Whilst safeguards applied by responsible model developers can limit misuse of AI, these protections can often be bypassed (and in open‑weight models can be removed or are absent from the start). Publicly-available AI model weights can be modified, and safeguards removed entirely. Reporting from multiple frontier labs over the last few years has shown attackers are using frontier AI models to aid their operations.

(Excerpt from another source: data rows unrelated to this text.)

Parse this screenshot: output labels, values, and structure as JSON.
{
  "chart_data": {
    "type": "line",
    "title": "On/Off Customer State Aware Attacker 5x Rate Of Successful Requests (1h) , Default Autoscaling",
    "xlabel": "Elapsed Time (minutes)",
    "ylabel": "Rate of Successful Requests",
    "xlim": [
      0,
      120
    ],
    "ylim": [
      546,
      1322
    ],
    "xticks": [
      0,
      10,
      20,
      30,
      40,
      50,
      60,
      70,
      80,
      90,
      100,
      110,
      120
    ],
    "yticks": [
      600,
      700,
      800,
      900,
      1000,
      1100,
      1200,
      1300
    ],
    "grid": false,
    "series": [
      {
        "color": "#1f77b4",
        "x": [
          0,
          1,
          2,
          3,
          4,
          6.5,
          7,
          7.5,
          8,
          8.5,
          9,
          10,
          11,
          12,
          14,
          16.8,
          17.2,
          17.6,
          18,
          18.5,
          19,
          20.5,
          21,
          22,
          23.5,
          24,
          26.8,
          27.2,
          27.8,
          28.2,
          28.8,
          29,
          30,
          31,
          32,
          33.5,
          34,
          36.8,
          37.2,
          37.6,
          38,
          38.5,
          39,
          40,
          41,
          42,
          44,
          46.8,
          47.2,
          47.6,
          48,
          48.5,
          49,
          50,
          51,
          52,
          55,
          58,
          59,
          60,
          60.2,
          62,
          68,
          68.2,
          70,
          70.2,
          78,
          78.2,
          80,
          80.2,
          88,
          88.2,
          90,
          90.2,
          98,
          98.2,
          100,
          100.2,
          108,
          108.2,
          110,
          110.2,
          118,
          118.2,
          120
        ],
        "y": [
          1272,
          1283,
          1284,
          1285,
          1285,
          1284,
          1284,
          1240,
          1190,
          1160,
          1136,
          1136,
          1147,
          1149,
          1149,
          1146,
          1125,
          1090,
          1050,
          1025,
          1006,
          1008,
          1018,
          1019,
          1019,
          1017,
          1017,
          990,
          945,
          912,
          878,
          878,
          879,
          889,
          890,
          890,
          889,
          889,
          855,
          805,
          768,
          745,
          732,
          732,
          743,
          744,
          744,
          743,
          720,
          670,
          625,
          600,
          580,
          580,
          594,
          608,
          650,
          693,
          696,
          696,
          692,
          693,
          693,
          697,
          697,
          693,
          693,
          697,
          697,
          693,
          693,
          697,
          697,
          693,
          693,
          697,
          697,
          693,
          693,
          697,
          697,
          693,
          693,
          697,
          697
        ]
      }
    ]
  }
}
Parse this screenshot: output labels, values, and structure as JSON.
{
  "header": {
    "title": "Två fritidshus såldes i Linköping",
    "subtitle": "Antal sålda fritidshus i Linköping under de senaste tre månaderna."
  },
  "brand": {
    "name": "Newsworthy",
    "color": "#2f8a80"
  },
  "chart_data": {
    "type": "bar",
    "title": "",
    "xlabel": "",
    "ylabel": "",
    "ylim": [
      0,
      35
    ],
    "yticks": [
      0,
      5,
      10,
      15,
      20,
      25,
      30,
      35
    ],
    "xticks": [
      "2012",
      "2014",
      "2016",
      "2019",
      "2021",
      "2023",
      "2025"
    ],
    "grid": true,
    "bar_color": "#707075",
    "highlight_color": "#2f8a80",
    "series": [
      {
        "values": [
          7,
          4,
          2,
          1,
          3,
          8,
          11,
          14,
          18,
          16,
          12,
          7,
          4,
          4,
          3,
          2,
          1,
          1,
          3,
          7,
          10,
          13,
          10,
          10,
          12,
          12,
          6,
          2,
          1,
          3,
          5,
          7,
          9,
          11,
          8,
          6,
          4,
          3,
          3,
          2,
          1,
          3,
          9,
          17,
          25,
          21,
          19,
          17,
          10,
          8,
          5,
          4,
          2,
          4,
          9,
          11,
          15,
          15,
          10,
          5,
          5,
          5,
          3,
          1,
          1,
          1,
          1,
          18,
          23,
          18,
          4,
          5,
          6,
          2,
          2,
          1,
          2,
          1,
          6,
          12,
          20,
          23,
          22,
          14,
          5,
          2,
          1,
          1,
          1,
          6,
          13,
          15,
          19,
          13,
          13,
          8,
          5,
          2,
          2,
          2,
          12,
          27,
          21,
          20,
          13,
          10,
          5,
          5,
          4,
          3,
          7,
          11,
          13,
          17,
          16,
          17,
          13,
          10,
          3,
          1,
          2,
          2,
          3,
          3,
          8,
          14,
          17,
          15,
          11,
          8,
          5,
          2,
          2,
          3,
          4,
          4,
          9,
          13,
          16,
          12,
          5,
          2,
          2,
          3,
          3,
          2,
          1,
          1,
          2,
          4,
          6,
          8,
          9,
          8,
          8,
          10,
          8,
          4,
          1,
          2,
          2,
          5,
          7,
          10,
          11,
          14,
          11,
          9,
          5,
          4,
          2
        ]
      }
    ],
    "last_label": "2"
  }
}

For example:
In its recent research into measuring AI agents’ progress on multi-step cyber attack scenarios, AISI evaluated the cyber capabilities of 7 frontier AI models, released before March 2026. Importantly, the capabilities are inherently dual-use, meaning the skills that could be used by attackers – such as identifying vulnerabilities and developing exploits – can also be used by defenders for security testing and hardening.
The models were given specific tasks in 2 simulated environments (an enterprise network and an industrial control system) and left to operate autonomously.
On the 32-step enterprise network attack, estimated to take a human cyber security expert approximately 14 hours to complete end-to-end, the best-performing model (Claude Opus 4.6, released February 2026):
- Averaged 15.6 steps, with extended processing time – which corresponds to roughly 6 of the 14 hours a human expert would need.
- Averaged 9.8 steps without extended processing time – up from fewer than 2 steps 18 months earlier.
- Completed its single best run in 22 of 32 steps.
As of yet, no AI system has completed the full scenario end-to-end.
On the more complex industrial control system attack scenario, AI performance was significantly more limited. But even here there were early signs of progress: the most recent models were the first to make any consistent headway, and in some cases found attack approaches the scenario designers hadn’t anticipated.